9/26/15 - Bob - weight distribution
The weight of the motor, controller, batteries, wiring, control gear replaced an equal weight of the Porsche Internal Combustion Engine, ICE, gas in tank, oil, electric ignition. The weight replaced was about 600 lbs. Before the weight distribution was front/back 30%/70%, not good from an auto engineer's view. Now it is 50/50, good.

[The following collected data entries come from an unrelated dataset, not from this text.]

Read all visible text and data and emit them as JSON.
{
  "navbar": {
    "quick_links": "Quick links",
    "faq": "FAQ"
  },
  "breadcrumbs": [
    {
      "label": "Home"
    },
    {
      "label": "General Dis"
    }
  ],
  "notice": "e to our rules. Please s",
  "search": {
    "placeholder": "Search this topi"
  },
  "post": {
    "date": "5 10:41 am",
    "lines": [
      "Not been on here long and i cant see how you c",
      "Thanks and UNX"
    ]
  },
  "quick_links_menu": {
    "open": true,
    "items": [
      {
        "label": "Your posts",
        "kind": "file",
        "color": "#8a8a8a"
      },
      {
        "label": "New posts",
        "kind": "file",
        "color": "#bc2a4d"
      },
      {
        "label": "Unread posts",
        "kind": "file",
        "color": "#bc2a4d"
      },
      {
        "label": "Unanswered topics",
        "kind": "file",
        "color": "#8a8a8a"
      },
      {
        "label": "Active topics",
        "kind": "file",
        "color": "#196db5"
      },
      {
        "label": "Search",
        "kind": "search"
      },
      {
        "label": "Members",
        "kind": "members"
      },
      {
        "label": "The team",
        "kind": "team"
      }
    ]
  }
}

I frequently drive it daily. It has a range of 60 miles. as of 7/20/16 it runs nicely, but still has the appearance inside of a high school electronics project. I tinker with it constantly.
Long Story
everything I can remember.
From 2003 until 2013 I drove daily my favorite car, a 1967 Porsche 911, purchased from a family friend who wanted the just then announced longer wheelbase 911 model. Starting in 2013 during a 15 month period I converted the Internal Combustion Engine (ICE) to an Electric Motor (HPEVS AC-51). I still drive the car every day. I have a smile on my face having fun thinking and still tinkering after 46 years of driving my favorite.
History
The engine in approximately 1972 blew an exhaust valve. Stoddard Porsche in Cleveland fixed and also fixed rusted panels under each door. I had thought that I was the one to do the fixing of the engine but judiciously realized I did not have the time, nor did I want the learning experience of fixing a serious problem in a complicated engine for the first time.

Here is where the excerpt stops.